The report quotes the ECB’s chief supervisor Daniele Nouy saying that an anti-money laundering (AML) office will be set up to share information from its supervisors and other authorities.
The move follows a number of money-laundering scandals affecting banks in Malta, Denmark and Latvia.
Malta’s Pilatus Bank and Latvia’s ABLV were accused of laundering money by US authorities, leading to accusations that European watchdogs had failed to tackle the problem.
Pilatus Bank was recently shut down following a string of controversies in Malta linked to political corruption. In a letter sent to MEPs who called for the bank’s closure, the European Banking Authority had said it found various shortcomings in the supervision of Pilatus Bank.
It said that Maltese authorities had failed to implement robust due diligence checks during the authorisation process and did not respond to concerns on money laundering and dubious banking practices.

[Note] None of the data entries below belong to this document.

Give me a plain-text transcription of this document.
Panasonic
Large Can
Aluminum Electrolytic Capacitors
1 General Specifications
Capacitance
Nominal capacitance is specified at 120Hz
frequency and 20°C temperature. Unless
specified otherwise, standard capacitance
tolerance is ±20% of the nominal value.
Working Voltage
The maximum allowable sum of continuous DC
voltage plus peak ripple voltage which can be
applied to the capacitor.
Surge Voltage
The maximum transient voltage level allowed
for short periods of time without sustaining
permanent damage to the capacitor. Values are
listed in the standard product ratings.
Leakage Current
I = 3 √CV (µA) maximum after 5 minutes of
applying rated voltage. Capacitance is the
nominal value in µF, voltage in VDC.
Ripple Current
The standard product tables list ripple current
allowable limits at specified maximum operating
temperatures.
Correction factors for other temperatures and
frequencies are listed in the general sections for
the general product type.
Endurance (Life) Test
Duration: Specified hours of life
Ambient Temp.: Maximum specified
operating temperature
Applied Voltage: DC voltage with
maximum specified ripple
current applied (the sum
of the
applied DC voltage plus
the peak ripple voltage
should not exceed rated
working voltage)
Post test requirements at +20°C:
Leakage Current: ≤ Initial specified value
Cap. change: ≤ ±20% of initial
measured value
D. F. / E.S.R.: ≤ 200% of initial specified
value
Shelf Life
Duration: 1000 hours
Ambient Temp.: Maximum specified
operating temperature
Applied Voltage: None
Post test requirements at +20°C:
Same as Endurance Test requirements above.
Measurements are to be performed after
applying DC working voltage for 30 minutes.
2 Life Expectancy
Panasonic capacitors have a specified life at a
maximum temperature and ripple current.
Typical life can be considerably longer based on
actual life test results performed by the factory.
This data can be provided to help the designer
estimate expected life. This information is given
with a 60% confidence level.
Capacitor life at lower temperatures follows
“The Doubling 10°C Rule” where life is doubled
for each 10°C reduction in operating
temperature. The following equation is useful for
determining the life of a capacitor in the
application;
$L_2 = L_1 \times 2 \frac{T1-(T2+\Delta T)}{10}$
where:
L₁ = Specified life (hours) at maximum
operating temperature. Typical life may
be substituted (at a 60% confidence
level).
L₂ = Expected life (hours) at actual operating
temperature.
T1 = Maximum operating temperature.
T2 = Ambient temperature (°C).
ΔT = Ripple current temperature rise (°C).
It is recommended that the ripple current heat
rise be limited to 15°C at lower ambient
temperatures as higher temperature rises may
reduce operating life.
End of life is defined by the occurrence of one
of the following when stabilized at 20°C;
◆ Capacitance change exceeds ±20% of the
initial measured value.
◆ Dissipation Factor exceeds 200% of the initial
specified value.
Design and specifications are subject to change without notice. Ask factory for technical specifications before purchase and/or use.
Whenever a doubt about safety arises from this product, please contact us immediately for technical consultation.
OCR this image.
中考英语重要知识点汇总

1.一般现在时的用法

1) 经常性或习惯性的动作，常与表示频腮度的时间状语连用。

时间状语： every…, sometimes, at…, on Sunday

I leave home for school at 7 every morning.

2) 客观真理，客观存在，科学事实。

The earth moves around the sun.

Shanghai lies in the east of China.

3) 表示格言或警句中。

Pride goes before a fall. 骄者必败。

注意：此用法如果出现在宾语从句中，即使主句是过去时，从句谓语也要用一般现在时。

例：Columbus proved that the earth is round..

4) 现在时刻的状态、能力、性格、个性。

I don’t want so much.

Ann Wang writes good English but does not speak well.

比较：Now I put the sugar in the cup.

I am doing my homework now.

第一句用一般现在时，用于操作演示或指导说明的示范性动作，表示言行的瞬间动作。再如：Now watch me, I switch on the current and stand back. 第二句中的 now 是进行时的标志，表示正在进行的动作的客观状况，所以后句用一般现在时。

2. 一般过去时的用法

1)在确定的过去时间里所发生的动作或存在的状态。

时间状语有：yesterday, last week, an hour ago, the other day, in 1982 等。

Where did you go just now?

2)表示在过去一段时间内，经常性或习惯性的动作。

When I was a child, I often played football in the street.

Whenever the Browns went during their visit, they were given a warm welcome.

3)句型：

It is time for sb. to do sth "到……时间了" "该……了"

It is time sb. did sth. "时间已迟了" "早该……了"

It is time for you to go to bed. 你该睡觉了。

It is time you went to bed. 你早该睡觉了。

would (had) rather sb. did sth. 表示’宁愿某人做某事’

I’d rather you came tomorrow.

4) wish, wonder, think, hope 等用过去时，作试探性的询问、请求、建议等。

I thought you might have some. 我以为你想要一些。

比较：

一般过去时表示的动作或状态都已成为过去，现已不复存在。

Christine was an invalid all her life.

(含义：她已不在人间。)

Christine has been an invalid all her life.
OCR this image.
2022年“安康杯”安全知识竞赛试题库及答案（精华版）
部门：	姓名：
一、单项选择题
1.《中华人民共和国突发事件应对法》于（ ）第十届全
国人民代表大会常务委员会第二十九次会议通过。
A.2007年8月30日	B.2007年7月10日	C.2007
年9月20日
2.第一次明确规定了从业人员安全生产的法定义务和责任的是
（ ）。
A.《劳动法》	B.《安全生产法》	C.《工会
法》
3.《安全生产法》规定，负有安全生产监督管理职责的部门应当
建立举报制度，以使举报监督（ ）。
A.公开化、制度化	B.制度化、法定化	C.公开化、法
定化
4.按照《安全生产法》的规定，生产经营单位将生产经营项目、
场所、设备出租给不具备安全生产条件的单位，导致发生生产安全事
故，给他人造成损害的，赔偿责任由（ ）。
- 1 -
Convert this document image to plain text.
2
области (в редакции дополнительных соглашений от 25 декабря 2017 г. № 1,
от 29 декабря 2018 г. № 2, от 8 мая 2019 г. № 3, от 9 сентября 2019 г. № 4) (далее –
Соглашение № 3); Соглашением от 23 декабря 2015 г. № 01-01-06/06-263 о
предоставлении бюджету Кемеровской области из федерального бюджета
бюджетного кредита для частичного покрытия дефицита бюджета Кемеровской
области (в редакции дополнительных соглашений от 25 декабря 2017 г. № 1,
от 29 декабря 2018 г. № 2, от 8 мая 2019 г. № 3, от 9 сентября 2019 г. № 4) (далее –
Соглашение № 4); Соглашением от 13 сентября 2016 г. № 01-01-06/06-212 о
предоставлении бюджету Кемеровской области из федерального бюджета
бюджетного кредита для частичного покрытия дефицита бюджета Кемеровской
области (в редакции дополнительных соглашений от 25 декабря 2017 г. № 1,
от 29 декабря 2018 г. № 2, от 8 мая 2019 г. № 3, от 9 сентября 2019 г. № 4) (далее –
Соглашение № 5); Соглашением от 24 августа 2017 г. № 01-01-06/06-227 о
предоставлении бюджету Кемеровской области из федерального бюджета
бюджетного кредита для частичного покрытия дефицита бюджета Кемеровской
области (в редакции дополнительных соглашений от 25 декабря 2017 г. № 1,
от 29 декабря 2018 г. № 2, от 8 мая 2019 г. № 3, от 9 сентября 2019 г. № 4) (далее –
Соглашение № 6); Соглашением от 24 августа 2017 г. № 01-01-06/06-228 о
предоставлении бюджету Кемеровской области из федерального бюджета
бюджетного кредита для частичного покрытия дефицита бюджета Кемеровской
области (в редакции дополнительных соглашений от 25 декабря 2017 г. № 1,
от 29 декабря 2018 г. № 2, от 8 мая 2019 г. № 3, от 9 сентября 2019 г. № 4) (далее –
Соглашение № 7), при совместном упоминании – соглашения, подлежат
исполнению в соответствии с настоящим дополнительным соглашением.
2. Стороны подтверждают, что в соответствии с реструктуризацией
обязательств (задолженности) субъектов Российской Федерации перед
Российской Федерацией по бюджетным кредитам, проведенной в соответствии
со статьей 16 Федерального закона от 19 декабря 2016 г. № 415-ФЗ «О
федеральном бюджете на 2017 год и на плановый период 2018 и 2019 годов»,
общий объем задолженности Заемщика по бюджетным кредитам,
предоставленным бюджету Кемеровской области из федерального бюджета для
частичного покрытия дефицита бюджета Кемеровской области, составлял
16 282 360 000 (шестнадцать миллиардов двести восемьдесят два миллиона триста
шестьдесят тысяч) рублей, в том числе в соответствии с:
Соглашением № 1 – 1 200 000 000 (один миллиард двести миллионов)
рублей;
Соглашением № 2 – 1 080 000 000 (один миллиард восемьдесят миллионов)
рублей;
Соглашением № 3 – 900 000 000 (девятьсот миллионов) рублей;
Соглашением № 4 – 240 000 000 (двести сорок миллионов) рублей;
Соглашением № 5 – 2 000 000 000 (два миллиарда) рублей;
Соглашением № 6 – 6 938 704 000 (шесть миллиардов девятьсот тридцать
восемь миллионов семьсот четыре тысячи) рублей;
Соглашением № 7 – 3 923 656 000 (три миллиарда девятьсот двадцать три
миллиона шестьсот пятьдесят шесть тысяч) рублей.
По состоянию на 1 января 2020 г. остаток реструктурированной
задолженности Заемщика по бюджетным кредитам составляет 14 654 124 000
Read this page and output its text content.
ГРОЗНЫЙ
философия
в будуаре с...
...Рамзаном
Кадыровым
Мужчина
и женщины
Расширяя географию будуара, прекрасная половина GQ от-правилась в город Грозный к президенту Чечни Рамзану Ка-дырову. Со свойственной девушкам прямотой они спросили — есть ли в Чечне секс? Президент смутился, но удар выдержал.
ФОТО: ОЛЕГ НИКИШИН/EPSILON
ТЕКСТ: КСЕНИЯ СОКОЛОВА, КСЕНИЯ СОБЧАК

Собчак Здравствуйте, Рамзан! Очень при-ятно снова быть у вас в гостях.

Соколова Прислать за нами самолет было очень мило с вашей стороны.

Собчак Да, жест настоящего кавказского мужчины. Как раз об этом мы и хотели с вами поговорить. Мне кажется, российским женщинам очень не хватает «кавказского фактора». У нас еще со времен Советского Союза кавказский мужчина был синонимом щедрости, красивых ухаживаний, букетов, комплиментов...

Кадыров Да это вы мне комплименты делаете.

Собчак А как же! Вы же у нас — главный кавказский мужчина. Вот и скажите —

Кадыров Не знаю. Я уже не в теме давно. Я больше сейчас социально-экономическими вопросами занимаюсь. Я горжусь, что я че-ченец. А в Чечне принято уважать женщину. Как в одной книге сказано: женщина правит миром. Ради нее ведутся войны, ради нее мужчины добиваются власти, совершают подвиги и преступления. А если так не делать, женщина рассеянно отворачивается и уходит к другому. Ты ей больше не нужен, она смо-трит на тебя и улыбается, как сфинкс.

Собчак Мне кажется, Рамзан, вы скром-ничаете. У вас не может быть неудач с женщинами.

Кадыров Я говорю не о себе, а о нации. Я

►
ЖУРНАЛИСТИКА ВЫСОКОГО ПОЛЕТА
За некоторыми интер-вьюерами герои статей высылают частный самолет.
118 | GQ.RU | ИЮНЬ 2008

The Latvian Bank’s woes started when the US Treasury Department’s Financial Crimes Enforcement Network (FinCen) accused ABLV of institutionalising money laundering, violating sanctions imposed on North Korea and using bribery to influence Latvian officials.
Denmark’s Danske Bank was also embroiled in a money laundering scandal this year after revelations from a whistleblower. Danske Bank Estonia was revealed as the hub of a $234bn money laundering scheme involving Russian and Eastern European customers.
Danske is still in business, but its chief executive, Thomas Borgen, stepped down following a report that revealed the full extent of problems at the Estonian branch. It had thousands of suspicious customers, responsible for €200bn of transactions over a nine-year period.
Justice Commissioner Věra Jourová described the €200bn money-laundering case involving Danske Bank as “the biggest scandal in Europe“.
The ECB had earlier said it lacked a legal mandate to pursue money-laundering, which is typically in the hands of dedicated authorities in individual EU countries.